Baltimore’s hostilities to the North were already well known, as just two percent of the city’s voters cast their ballots for Abraham Lincoln for president while nearly half supported John Breckinridge, the Southern Democratic Party candidate. Lincoln was to pass through Baltimore on his way to Washington for his inauguration, but death threats forced the president-elect to slip through the city in the middle of the night in disguise.

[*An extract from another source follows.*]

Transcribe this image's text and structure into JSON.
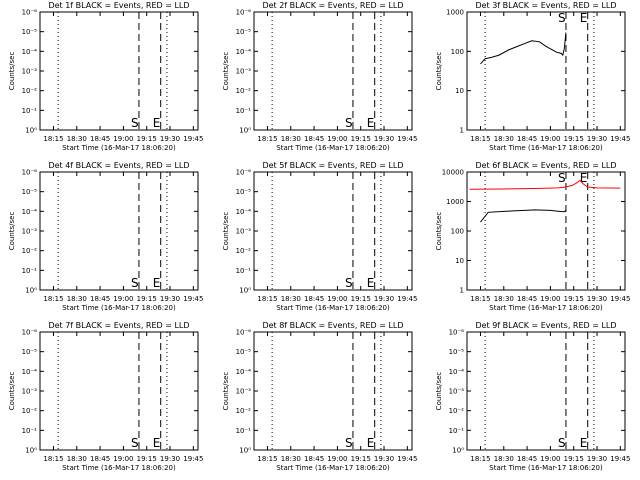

Baltimore was a cauldron of secessionist feeling, and these tensions boiled over on April 18. Pro-Confederate volunteers gathered at Bolton Station to hurl insults and rocks at Pennsylvania troops as they changed trains en route to Washington. Now, on April 19, the 6th Massachusetts regiment disembarked from a train and was met with an even more hostile crowd. Tensions rose as the 11 companies of the 6th arrived. Cobblestones rained down on the soldiers as they prepared to transfer from the President Street Station to Camden Station. Shots were fired, and when the smoke cleared four Massachusetts soldiers lay dead along with 12 Baltimoreans, while 36 troops and an undetermined number of civilians were wounded.
Washington was effectively cut off from the North. In the following months, Lincoln suspended the writ of habeas corpus and hundreds of secessionist leaders were rounded up. Within six months, the Union was again in control of Baltimore.